Background: Inflammatory breast cancer (IBC) is the most aggressive manifestation of primary epithelial breast cancer and differs from non-IBC both from a clinical and a biological perspective. The high metastatic potential of IBC is highlighted by the low 5-year survival rate of 50%. In the past, we demonstrated that IBC is characterized by a specific molecular profile, partly mediated by increased NFkB-activation. In the current study we aim to identify additional molecular alterations responsible for the altered gene expression profile.
Methods: We profiled 46 IBC samples and 56 non-stage matched nIBC samples using the Affymetrix HGU133plus2 platform. Using a set of recently published gene signatures (Gatza et al, PNAS, 2010) we calculated the activation probability scores for 18 distinct pathways (ER, PR, HER2, P53, P63, EGFR, RAS, SRC, TNFa, INFa, INFg, TGFb, STAT3, E2F1, PI3K, AKT, CTNNB and MYC). Unsupervised cluster analysis was performed on the IBC samples only to identify IBC-specific transcriptional heterogeneity. The silhouette-algorithm was used to test the robustness of clustering. Supervised analysis was performed to compare IBC to nIBC. All P-values were FDR-corrected.

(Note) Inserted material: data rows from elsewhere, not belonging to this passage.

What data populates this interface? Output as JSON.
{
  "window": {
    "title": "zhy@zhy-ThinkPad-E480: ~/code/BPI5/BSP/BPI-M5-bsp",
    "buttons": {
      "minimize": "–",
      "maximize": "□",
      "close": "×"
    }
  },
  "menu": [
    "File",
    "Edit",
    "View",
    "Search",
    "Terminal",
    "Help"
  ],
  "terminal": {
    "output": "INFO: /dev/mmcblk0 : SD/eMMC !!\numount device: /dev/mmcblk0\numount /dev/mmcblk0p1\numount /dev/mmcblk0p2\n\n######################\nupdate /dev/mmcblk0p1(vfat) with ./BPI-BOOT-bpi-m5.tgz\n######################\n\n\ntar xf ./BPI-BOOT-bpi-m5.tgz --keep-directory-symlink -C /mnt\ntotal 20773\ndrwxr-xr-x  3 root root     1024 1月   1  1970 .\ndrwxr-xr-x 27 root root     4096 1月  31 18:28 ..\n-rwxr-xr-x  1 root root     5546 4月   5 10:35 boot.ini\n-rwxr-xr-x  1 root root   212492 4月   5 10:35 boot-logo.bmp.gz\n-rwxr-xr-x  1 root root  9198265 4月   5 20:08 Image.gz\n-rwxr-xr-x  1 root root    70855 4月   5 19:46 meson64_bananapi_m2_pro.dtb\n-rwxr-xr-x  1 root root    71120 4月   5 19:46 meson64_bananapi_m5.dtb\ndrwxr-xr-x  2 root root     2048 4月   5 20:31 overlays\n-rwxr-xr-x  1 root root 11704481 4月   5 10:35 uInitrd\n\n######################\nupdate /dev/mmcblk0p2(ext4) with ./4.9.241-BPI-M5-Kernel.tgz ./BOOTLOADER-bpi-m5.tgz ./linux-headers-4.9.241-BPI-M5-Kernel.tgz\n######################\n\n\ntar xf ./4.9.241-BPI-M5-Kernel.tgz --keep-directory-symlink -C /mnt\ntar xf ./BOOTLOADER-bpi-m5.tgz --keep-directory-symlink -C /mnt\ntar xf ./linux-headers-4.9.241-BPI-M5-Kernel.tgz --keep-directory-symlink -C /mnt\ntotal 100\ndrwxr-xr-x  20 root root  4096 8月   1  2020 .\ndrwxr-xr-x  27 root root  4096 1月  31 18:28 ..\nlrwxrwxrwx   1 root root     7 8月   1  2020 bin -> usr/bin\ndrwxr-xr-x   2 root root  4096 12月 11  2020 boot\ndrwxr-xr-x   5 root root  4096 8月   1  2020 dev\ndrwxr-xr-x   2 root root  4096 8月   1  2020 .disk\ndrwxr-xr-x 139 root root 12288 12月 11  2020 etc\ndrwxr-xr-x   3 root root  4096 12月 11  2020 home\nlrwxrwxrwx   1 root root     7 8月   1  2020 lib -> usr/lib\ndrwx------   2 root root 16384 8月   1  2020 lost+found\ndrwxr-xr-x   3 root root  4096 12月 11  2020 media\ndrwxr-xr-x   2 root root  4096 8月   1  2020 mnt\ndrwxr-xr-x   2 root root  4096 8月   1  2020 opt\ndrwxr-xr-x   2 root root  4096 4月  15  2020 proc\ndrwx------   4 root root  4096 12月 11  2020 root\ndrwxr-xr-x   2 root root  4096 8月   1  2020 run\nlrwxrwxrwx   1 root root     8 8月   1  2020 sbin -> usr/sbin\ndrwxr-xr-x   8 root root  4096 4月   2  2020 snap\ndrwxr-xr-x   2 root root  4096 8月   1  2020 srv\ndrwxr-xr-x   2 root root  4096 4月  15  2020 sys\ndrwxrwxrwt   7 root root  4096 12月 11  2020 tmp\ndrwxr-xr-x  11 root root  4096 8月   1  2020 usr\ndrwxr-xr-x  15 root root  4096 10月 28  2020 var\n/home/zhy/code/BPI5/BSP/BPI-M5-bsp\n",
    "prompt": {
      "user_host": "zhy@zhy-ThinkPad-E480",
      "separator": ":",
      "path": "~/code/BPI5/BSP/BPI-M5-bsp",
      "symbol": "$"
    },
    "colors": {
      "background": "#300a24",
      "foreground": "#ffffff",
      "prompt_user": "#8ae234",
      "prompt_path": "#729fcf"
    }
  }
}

Results: Using only IBC samples, unsupervised hierarchical cluster analysis identified four robust sample clusters (Average silhouette width = 0.345; P<0.0001). Interestingly, the primary bifurcation of the resulting dendrogram is determined by INFa-, INFg-and TNFa-signalling. In addition to ER-, PR-, HER2- and P53-signalling, the transcriptional heterogeneity in IBC is also determined by AKT-, RAS-, STAT3- and TGFb-signalling. When comparing IBC to nIBC we identified 12 pathways that are differentially regulated (P<0.05). Out of these 12 pathways, 4 (CTNNB, PI3K, E2F1 and P63) did not reveal any IBC-specific heterogeneity and all of these were hyperactivated in IBC. Interestingly, the PI3K-, E2F1- and P63-pathways form a tightly correlated signaling nodule (Spearman correlation coefficients > 0.65, P<0.001). Conclusions: In this study we demonstrated that IBC is transcriptionally heterogeneous and this heterogeneity is mainly determined INFa-, INFg-and TNFa-signalling. Also, we identified four pathways (CTNNB, PI3K, E2F1 and P63) which are differentially regulated in IBC as compared to nIBC but which do not contribute to the establishment of transcriptional heterogeneity within IBC. Therefore, we reason that these pathways can be added to the molecular repertoire of IBC.
Citation Information: Cancer Res 2010;70(24 Suppl):Abstract nr P6-04-07.